Two hundred sixteen patients with SLE who were treated in our department were surveyed cross sectionally for the presence of ACA using indirect immunofluorescence on HEp-2 cell lines. ACA were identified by their discrete speckled pattern. Antibodies to the major centromere protein, CENP-B, were also studied with ELISA. Serial determinations of anti-CENP-B were carried out using stored serum samples, if available.

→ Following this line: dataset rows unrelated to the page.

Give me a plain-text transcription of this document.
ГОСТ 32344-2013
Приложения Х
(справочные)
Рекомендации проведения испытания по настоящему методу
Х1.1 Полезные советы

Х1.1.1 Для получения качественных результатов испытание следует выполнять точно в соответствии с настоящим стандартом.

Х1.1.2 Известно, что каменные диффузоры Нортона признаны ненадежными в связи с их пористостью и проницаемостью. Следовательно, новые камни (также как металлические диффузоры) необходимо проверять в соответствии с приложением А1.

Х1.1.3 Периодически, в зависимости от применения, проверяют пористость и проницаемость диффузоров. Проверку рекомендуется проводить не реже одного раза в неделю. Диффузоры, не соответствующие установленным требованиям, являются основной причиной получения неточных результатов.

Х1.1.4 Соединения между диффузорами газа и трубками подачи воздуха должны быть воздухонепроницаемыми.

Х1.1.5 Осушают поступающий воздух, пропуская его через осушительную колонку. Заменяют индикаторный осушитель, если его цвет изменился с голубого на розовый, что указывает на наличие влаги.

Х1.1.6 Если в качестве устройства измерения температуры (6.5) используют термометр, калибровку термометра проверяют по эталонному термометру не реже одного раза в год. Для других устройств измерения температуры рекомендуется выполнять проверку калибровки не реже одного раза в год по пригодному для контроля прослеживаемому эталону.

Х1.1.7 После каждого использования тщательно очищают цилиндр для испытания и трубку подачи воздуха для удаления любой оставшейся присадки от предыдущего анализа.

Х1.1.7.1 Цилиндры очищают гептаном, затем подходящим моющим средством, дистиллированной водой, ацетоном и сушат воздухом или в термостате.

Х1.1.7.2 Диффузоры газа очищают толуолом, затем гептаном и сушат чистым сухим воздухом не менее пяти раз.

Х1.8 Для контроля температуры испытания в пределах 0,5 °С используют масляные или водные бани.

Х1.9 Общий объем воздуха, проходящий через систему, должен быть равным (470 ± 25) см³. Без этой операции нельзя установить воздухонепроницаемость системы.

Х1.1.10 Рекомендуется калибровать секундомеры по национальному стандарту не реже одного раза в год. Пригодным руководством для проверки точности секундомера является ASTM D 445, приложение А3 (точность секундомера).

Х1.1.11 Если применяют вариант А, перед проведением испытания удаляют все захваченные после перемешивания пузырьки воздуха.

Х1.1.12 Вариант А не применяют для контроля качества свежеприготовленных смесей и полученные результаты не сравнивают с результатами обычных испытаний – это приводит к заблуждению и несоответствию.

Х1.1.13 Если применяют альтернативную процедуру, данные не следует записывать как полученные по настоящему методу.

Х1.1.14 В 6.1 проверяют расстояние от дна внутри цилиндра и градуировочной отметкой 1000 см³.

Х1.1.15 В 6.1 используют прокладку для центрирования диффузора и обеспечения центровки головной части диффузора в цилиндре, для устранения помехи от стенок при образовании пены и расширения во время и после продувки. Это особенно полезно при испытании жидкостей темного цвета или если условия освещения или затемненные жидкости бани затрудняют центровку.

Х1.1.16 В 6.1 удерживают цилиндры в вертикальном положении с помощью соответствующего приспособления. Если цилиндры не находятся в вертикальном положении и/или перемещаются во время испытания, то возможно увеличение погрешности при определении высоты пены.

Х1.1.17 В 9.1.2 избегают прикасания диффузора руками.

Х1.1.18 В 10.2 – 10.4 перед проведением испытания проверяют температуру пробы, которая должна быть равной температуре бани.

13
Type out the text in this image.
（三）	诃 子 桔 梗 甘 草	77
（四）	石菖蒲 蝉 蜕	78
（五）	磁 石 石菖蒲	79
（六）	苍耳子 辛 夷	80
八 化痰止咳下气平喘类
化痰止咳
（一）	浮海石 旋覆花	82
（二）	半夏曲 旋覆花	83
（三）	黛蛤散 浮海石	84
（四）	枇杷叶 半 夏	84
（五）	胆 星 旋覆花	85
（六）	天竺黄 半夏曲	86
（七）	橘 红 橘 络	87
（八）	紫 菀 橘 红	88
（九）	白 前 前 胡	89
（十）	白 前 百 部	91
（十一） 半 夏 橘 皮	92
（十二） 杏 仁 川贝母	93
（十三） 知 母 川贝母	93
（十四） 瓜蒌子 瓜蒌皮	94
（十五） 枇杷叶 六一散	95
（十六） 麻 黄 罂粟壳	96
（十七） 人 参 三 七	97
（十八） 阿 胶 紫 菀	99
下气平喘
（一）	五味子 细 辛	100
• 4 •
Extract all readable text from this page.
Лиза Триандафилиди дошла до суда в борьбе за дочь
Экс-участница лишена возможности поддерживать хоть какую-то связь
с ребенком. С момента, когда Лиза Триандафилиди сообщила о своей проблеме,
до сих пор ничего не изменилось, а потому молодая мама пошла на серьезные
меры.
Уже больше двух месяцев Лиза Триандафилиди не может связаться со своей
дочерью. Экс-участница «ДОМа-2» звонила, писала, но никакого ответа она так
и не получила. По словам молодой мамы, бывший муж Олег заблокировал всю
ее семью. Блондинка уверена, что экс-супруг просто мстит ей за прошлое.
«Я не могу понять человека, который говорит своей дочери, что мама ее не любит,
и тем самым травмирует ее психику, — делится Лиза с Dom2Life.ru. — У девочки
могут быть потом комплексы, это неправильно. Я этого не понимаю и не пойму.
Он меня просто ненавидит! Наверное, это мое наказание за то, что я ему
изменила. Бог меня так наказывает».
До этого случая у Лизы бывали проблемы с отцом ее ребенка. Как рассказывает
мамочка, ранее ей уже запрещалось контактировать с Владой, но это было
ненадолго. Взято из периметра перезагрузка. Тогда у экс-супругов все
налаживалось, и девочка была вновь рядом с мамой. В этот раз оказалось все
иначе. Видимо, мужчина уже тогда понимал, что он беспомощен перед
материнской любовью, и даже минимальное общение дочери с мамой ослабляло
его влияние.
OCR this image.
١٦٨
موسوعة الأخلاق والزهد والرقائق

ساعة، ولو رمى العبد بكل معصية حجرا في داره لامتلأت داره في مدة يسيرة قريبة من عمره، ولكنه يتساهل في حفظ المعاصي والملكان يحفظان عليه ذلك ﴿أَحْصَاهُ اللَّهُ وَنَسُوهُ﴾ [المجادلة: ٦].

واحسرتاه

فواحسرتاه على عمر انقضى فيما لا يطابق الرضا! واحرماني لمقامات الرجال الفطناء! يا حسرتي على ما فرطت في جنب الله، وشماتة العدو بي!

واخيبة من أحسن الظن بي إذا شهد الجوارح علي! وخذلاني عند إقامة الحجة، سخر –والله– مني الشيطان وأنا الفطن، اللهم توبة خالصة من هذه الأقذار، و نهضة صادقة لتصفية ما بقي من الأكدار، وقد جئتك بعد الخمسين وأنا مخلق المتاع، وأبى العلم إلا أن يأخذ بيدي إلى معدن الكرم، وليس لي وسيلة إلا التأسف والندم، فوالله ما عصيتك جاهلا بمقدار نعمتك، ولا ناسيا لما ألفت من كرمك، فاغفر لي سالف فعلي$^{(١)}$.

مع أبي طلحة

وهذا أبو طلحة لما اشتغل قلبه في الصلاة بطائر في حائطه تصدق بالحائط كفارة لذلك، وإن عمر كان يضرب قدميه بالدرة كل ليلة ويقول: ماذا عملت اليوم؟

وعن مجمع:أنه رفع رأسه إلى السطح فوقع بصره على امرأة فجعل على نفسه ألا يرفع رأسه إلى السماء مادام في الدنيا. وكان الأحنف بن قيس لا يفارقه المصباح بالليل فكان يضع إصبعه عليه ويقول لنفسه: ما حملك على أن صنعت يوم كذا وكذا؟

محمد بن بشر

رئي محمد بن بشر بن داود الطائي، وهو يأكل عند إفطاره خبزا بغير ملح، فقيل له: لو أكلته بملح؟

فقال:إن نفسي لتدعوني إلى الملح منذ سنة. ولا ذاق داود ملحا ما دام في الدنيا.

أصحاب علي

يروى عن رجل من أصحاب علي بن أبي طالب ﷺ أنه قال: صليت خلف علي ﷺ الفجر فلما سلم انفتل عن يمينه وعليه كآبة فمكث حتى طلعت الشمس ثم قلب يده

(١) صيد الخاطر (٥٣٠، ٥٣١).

ACA were recognized in 12 (5.6%) patients with SLE. All patients were receiving steroid therapy, with a mean dose of prednisolone of 14.4 mg/day. These patients also tested positive for anti-CENP-B with high titers despite the low serological disease activity in most. Three or more CREST features were observed in 2 patients and 2 others had no such features. Both patients without CREST features had a relatively short disease duration. The age at onset of SLE was significantly higher and Raynaud's phenomenon was more frequent in patients with ACA than in patients without ACA. In 8 of 10 patients tested, retrospective analysis using stored sera revealed no consistent change in anti-CENP-B titers over time.
The presence of ACA in patients with SLE is apparently more frequent than previously believed. Patients with SLE with ACA may be a distinct subgroup. A longterm followup is warranted to fully determine the clinical significance of ACA in patients with SLE.